El nuevo timonel también deberá enfrentar las consecuencias de la reciente auditoría interna que reveló la incorporación irregular de cerca de 27 mil toneladas de material a la producción reportada por la estatal durante 2025. La investigación derivó en el despido de un ejecutivo, sanciones a otros profesionales y una fuerte controversia interna por el pago de bonos asociados a metas productivas.

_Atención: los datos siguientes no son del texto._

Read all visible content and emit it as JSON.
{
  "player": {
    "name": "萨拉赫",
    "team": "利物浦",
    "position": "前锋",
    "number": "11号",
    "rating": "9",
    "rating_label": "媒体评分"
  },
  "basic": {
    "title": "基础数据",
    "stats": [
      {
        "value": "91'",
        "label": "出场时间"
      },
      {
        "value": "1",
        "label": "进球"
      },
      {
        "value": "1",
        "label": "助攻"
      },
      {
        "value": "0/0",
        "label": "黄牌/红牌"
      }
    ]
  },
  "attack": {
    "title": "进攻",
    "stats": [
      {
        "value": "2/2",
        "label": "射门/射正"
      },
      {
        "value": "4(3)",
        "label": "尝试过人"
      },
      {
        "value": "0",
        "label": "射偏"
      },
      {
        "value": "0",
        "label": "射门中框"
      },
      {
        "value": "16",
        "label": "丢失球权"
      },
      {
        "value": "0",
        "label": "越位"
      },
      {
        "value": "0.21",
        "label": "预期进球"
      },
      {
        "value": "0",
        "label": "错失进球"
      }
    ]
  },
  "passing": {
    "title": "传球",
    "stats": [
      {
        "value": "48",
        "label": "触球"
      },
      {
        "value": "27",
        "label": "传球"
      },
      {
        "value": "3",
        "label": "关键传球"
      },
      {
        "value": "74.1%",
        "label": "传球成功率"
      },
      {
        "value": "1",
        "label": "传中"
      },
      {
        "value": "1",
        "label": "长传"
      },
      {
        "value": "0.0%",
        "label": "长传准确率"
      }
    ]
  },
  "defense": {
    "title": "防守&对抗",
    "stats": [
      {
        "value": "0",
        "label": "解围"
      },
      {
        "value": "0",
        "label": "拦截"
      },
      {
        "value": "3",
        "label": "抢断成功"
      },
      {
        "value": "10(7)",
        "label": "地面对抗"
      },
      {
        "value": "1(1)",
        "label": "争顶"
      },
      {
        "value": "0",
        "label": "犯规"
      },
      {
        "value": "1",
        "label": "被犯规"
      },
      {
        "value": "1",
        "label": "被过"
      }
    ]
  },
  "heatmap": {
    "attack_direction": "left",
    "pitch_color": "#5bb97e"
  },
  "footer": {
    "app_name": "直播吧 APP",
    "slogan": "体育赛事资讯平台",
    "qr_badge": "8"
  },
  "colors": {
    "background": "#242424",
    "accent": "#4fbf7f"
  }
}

Producto de esta situación, Codelco informó que 6.322 trabajadores y ejecutivos deberán devolver bonos equivalentes a US$14,3 millones, cifra que promedia cerca de dos millones de pesos por persona.
La medida generó inmediato rechazo en el Sindicato N°1 de Chuquicamata, cuyos dirigentes advirtieron públicamente que no devolverán los recursos recibidos. La tensión abre un nuevo frente laboral para la administración de Fontaine, quien además deberá recomponer las relaciones internas mientras intenta recuperar la confianza pública en la principal empresa estatal del país.
En paralelo, el nuevo presidente del directorio ha planteado la necesidad de profundizar alianzas público-privadas para potenciar el negocio minero y del litio, tomando como referencia iniciativas como Nova Andino y el acuerdo Andina-Los Bronces con Anglo American.
Con precios históricos del cobre y crecientes exigencias de eficiencia, la nueva administración de Codelco inicia una etapa decisiva para el futuro financiero y productivo de la estatal minera más importante de Chile.